Afin d’optimiser les transports pour les services de terrain, l’équipe Comarch a opté pour l’utilisation d’un algorithme génétique (AG), un algorithme de recherche basé sur le processus de sélection naturelle. Ainsi, une solution potentielle au problème des itinéraires est présentée sous forme d’analogie avec des chromosomes, où chaque gène est porteur de sens pour un aspect précis de la solution (par exemple, pour les tâches attribuées à un technicien spécifique). Se déplaçant à travers plusieurs populations (ce que l’on appelle « évolution »), le système, grâce à ses opérateurs inspirés de la biologie comme l’enjambement, la mutation ou la sélection, est capable d’explorer différentes solutions sans analyser l’ensemble des combinaisons possibles. L’opérateur « enjambement » permet à l’algorithme de mener l’évolution dans la direction souhaitée, soit en direction de la solution optimale. La « mutation » vient également en aide à l’évolution, car elle empêche l’algorithme génétique (AG) de se retrouver bloqué sur une solution dans laquelle la population ne pourrait évoluer sur base du matériel génétique disponible (tout comme dans la réalité, il est impossible de faire naître un lapin bleu si aucun matériel génétique « bleu » n’existe au sein de la population de lapins).

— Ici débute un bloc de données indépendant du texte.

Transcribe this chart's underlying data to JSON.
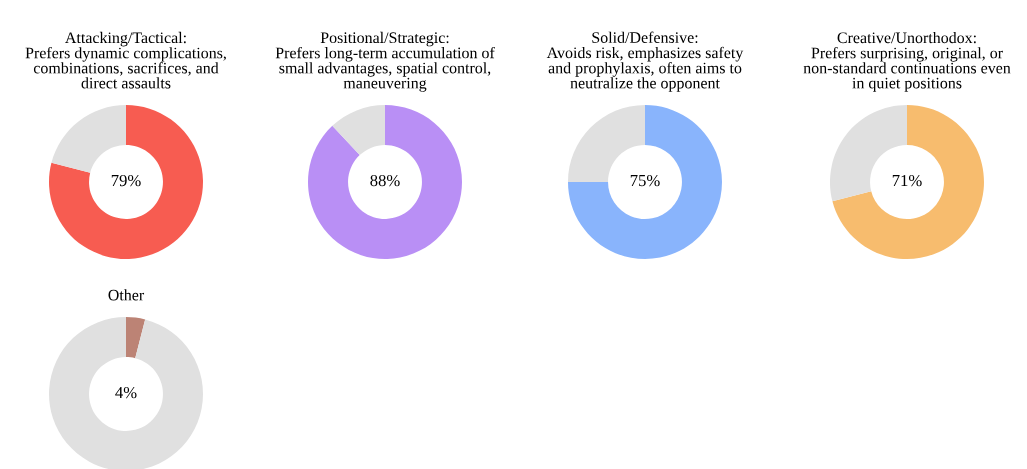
{
  "chart_data": [
    {
      "type": "donut",
      "title": "Attacking/Tactical:\nPrefers dynamic complications,\ncombinations, sacrifices, and\ndirect assaults",
      "categories": [
        null,
        null
      ],
      "values": [
        79,
        21
      ],
      "colors": [
        "#f75c51",
        "#e0e0e0"
      ],
      "annotations": [
        "79%"
      ]
    },
    {
      "type": "donut",
      "title": "Positional/Strategic:\nPrefers long-term accumulation of\nsmall advantages, spatial control,\nmaneuvering",
      "categories": [
        null,
        null
      ],
      "values": [
        88,
        12
      ],
      "colors": [
        "#b98ff5",
        "#e0e0e0"
      ],
      "annotations": [
        "88%"
      ]
    },
    {
      "type": "donut",
      "title": "Solid/Defensive:\nAvoids risk, emphasizes safety\nand prophylaxis, often aims to\nneutralize the opponent",
      "categories": [
        null,
        null
      ],
      "values": [
        75,
        25
      ],
      "colors": [
        "#89b4fc",
        "#e0e0e0"
      ],
      "annotations": [
        "75%"
      ]
    },
    {
      "type": "donut",
      "title": "Creative/Unorthodox:\nPrefers surprising, original, or\nnon-standard continuations even\nin quiet positions",
      "categories": [
        null,
        null
      ],
      "values": [
        71,
        29
      ],
      "colors": [
        "#f7bc6e",
        "#e0e0e0"
      ],
      "annotations": [
        "71%"
      ]
    },
    {
      "type": "donut",
      "title": "Other",
      "categories": [
        null,
        null
      ],
      "values": [
        4,
        96
      ],
      "colors": [
        "#bc8375",
        "#e0e0e0"
      ],
      "annotations": [
        "4%"
      ]
    }
  ]
}
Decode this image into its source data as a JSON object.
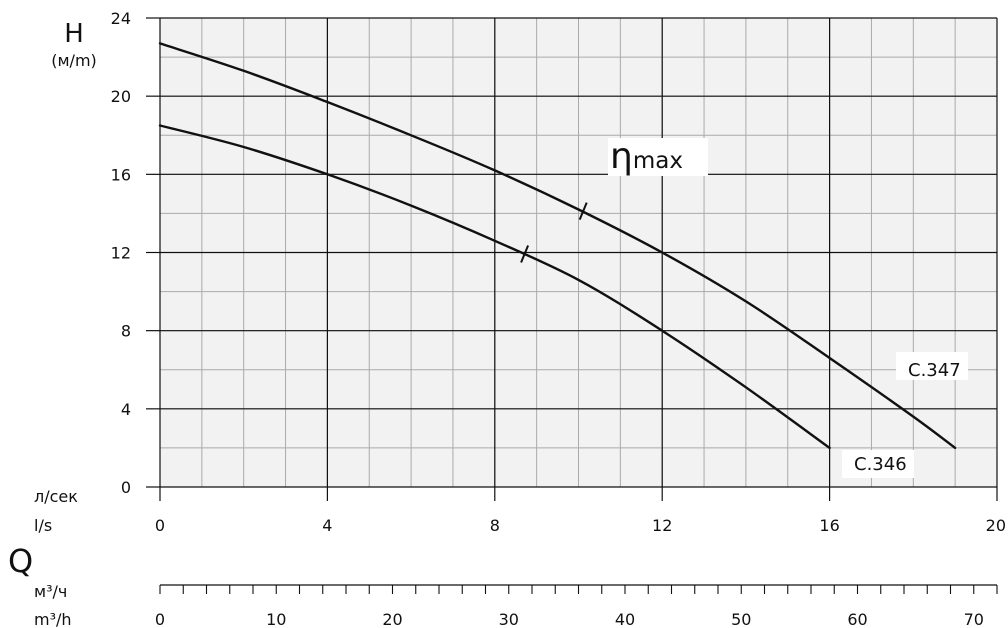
{
  "chart_data": {
    "type": "line",
    "y_axis": {
      "symbol": "H",
      "unit": "(м/m)",
      "ylim": [
        0,
        24
      ],
      "ticks": [
        0,
        4,
        8,
        12,
        16,
        20,
        24
      ],
      "minor_step": 2
    },
    "x_axis": {
      "unit_ru": "л/сек",
      "unit_en": "l/s",
      "xlim": [
        0,
        20
      ],
      "ticks": [
        0,
        4,
        8,
        12,
        16,
        20
      ],
      "minor_step": 1
    },
    "secondary_x_axis": {
      "symbol": "Q",
      "unit_ru": "м³/ч",
      "unit_en": "m³/h",
      "ticks": [
        0,
        10,
        20,
        30,
        40,
        50,
        60,
        70
      ],
      "minor_step": 2,
      "max": 72
    },
    "grid": true,
    "annotation": {
      "main": "η",
      "sub": "max"
    },
    "series": [
      {
        "name": "C.347",
        "points": [
          [
            0,
            22.7
          ],
          [
            2,
            21.3
          ],
          [
            4,
            19.7
          ],
          [
            6,
            18.0
          ],
          [
            8,
            16.2
          ],
          [
            10,
            14.2
          ],
          [
            12,
            12.0
          ],
          [
            14,
            9.5
          ],
          [
            16,
            6.6
          ],
          [
            18,
            3.6
          ],
          [
            19,
            2.0
          ]
        ],
        "eta_max_x": 10.1
      },
      {
        "name": "C.346",
        "points": [
          [
            0,
            18.5
          ],
          [
            2,
            17.4
          ],
          [
            4,
            16.0
          ],
          [
            6,
            14.4
          ],
          [
            8,
            12.6
          ],
          [
            10,
            10.6
          ],
          [
            12,
            8.0
          ],
          [
            14,
            5.1
          ],
          [
            16,
            2.0
          ]
        ],
        "eta_max_x": 8.7
      }
    ]
  }
}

Chaque solution présentée sous la forme d’un chromosome est notée à l’aide d’une fonction d’évaluation. La solution espérée sera quasiment optimale, mais ses coûts seront significativement moins élevés. Évidemment, la solution optimale peut parfois aussi être la meilleure. De plus, il est bien plus facile d’exprimer toutes les contraintes dans une fonction d’évaluation que de concevoir un algorithme capable de tenir compte de l’ensemble de ces contraintes. Ajouter une nouvelle condition ou coder un ensemble de conditions pour un nouveau client ne nécessite alors que la création de simples fonctions attribuant des scores à toutes les solutions précédemment calculées. Plus une solution obtient de points (ou moins elle en obtient s’il s’agit de pénalités), meilleure elle est. Cela signifie qu’elle a la probabilité la plus élevée de voir ses chromosomes utilisés pour former de nouveaux individus (héritage). Néanmoins, ajuster un algorithme standard représente parfois un défi. En effet, vu le nombre élevé de conditions, il est facile de briser un ensemble de règles en en ajoutant une nouvelle (régression).

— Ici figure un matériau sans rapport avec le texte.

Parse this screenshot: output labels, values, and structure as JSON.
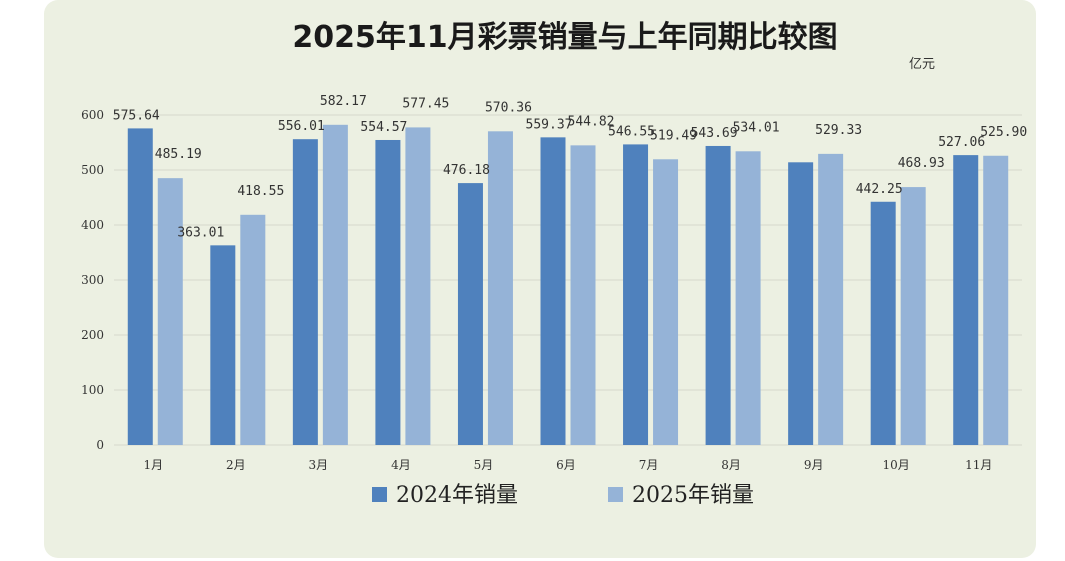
{
  "chart_data": {
    "type": "bar",
    "title": "2025年11月彩票销量与上年同期比较图",
    "unit": "亿元",
    "categories": [
      "1月",
      "2月",
      "3月",
      "4月",
      "5月",
      "6月",
      "7月",
      "8月",
      "9月",
      "10月",
      "11月"
    ],
    "series": [
      {
        "name": "2024年销量",
        "color": "#4f81bd",
        "values": [
          575.64,
          363.01,
          556.01,
          554.57,
          476.18,
          559.37,
          546.55,
          543.69,
          514.0,
          442.25,
          527.06
        ],
        "labels": [
          "575.64",
          "363.01",
          "556.01",
          "554.57",
          "476.18",
          "559.37",
          "546.55",
          "543.69",
          "",
          "442.25",
          "527.06"
        ]
      },
      {
        "name": "2025年销量",
        "color": "#95b3d7",
        "values": [
          485.19,
          418.55,
          582.17,
          577.45,
          570.36,
          544.82,
          519.49,
          534.01,
          529.33,
          468.93,
          525.9
        ],
        "labels": [
          "485.19",
          "418.55",
          "582.17",
          "577.45",
          "570.36",
          "544.82",
          "519.49",
          "534.01",
          "529.33",
          "468.93",
          "525.90"
        ]
      }
    ],
    "y_ticks": [
      0,
      100,
      200,
      300,
      400,
      500,
      600
    ],
    "ylim": [
      0,
      600
    ],
    "grid": true,
    "legend": "bottom"
  }
}
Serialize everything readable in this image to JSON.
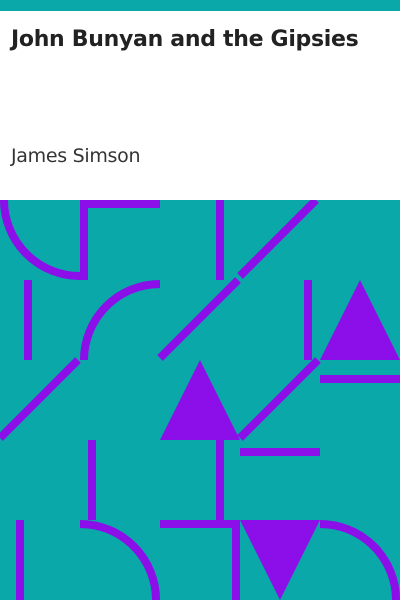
{
  "cover": {
    "title": "John Bunyan and the Gipsies",
    "author": "James Simson",
    "colors": {
      "background": "#ffffff",
      "accent": "#0aa8a8",
      "pattern": "#8c0ee8",
      "text": "#222222"
    }
  }
}
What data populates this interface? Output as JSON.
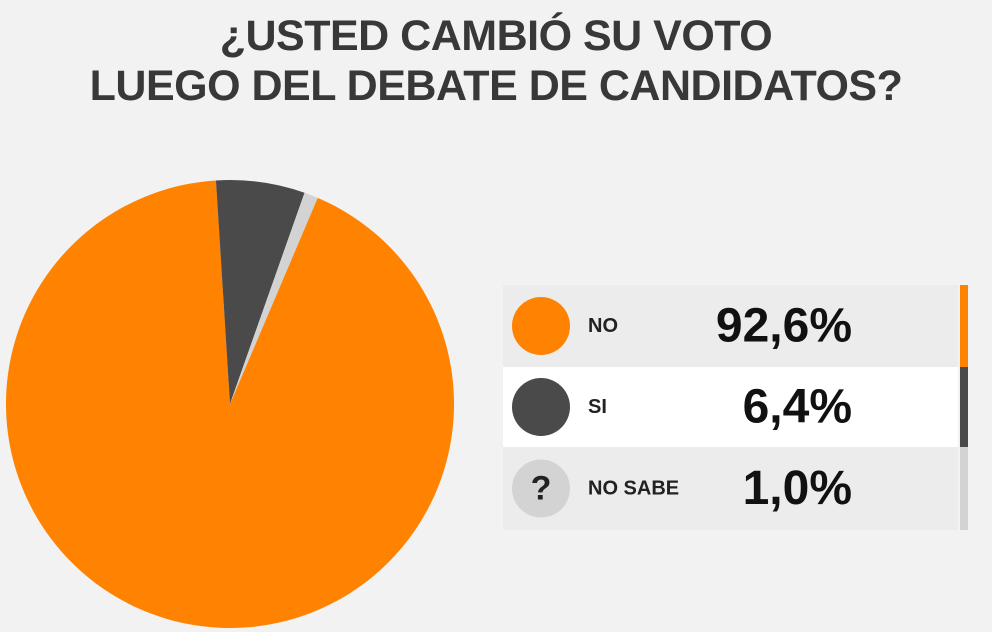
{
  "chart_data": {
    "type": "pie",
    "title": [
      "¿USTED CAMBIÓ SU VOTO",
      "LUEGO DEL DEBATE DE CANDIDATOS?"
    ],
    "categories": [
      "NO",
      "SI",
      "NO SABE"
    ],
    "values": [
      92.6,
      6.4,
      1.0
    ],
    "value_labels": [
      "92,6%",
      "6,4%",
      "1,0%"
    ],
    "colors": [
      "#ff8200",
      "#4a4a4a",
      "#d3d3d3"
    ],
    "legend_icon_text": "?"
  }
}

Les avantages de l’optimisation des services de terrain

Les tests de performance et les mises en œuvre précédentes ont démontré que cette approche est bien plus extensible que les approches classiques fondées sur des algorithmes. Elle peut être facilement adoptée par des organisations de plusieurs milliers d’employés et utilisée pour gérer le travail devant être planifié et assuré dans un laps de temps court, mais organisé en vrac. En effet, cette solution garantit aux clients de Comarch que le travail sera assuré en respectant l’ensemble des restrictions, règles et contraintes de temps. La répartition automatisée du travail soulage également les employés du service d’appui, qui ne doivent plus s’atteler à des tâches répétitives au quotidien. Grâce aux algorithmes génétiques, un nombre réduit de responsables de la répartition parvient à assister davantage de techniciens pour des tâches nécessitant des interactions humaines ou pour des cas inhabituels qui ne peuvent pas être traités par le système seul. La conclusion la plus importante sera sans doute que les AG sont capables d’analyser des quantités gigantesques de conditions (juridiques, contractuelles, physiques, etc.) et d’optimiser la planification des services mobiles ainsi que le transport des équipes mobiles de différentes manières, imaginées sur mesure pour chaque client.